The study of young twins in Malawi in Africa, reveals that severe, acute form of malnutrition called kwashiorkor is associated with certain gut bacteria, and not nutrition alone. By conducting the study on twins, the researchers could isolate the impact of genetics and household environment.

The study was conducted by Michelle Smith of Center for Genome Sciences and Systems Biology at Washington University in St. Louis, USA, in collaboration with many other researchers and scholars. The conclusions were published in the journal Science on February 1, 2013.

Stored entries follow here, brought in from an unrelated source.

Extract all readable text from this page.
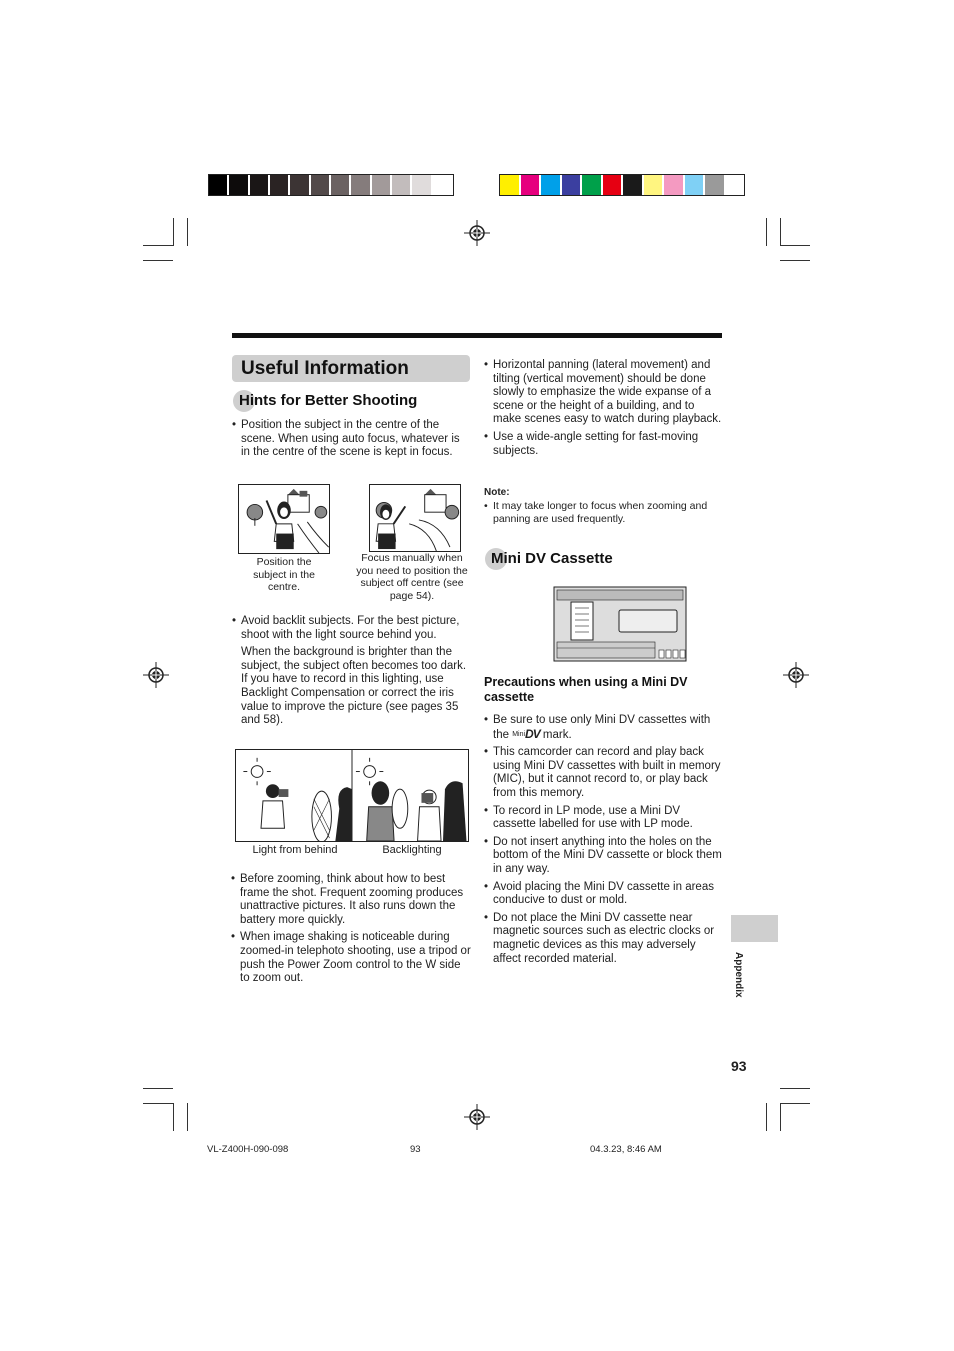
Useful Information
Hints for Better Shooting
• Position the subject in the centre of the scene. When using auto focus, whatever is in the centre of the scene is kept in focus.
Position the subject in the centre.
Focus manually when you need to position the subject off centre (see page 54).
• Avoid backlit subjects. For the best picture, shoot with the light source behind you.
When the background is brighter than the subject, the subject often becomes too dark. If you have to record in this lighting, use Backlight Compensation or correct the iris value to improve the picture (see pages 35 and 58).
Light from behind	Backlighting
• Before zooming, think about how to best frame the shot. Frequent zooming produces unattractive pictures. It also runs down the battery more quickly.
• When image shaking is noticeable during zoomed-in telephoto shooting, use a tripod or push the Power Zoom control to the W side to zoom out.
• Horizontal panning (lateral movement) and tilting (vertical movement) should be done slowly to emphasize the wide expanse of a scene or the height of a building, and to make scenes easy to watch during playback.
• Use a wide-angle setting for fast-moving subjects.
Note:
• It may take longer to focus when zooming and panning are used frequently.
Mini DV Cassette
Precautions when using a Mini DV cassette
• Be sure to use only Mini DV cassettes with the MiniDV mark.
• This camcorder can record and play back using Mini DV cassettes with built in memory (MIC), but it cannot record to, or play back from this memory.
• To record in LP mode, use a Mini DV cassette labelled for use with LP mode.
• Do not insert anything into the holes on the bottom of the Mini DV cassette or block them in any way.
• Avoid placing the Mini DV cassette in areas conducive to dust or mold.
• Do not place the Mini DV cassette near magnetic sources such as electric clocks or magnetic devices as this may adversely affect recorded material.	Appendix
93
VL-Z400H-090-098	93	04.3.23, 8:46 AM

Smith and her team studied 317 pairs of Malawian twins during the first three years of life. During this time, half of the twin pairs were well-nourished. In others, either one or both of the twins developed kwashiorkor. Children with the disorder and their twins were treated with a peanut-based, therapeutic food for nine weeks, as per the standard of care.
 
Change of treatment protocol

Studies of their gut microbiota revealed that the acutely malnourished children had a different profile of microbes, which became more similar to that of the well-nourished children during the treatment. However, once the treatment stopped and children were put back on village diet, the combination of microbes returned to its earlier state.

To investigate further, the researchers transferred the fecal flora from each of the healthy and sick twins into germ-free mice. The mice that received the microflora from the kwashiorkor twin developed symptoms of malnutrition like their human counterparts. Changes in metabolite profiles and indications of abnormal sulfur metabolism accompanied these shifts in the microbial makeup.

In a related comment in the journal, David A Relman of the Departments of Medicine and of Microbiology and Immunology, Stanford University School of Medicine, says that the understanding could lead to "possible therapeutic approaches that include delivery of defined microbial strains—either alone or as collectives—key nutrients for host and microbiota, molecules that exploit microbiota-host signalling or trigger self-regenerative responses in the gut mucosa and epithelia, and modulator of mucosal immune function."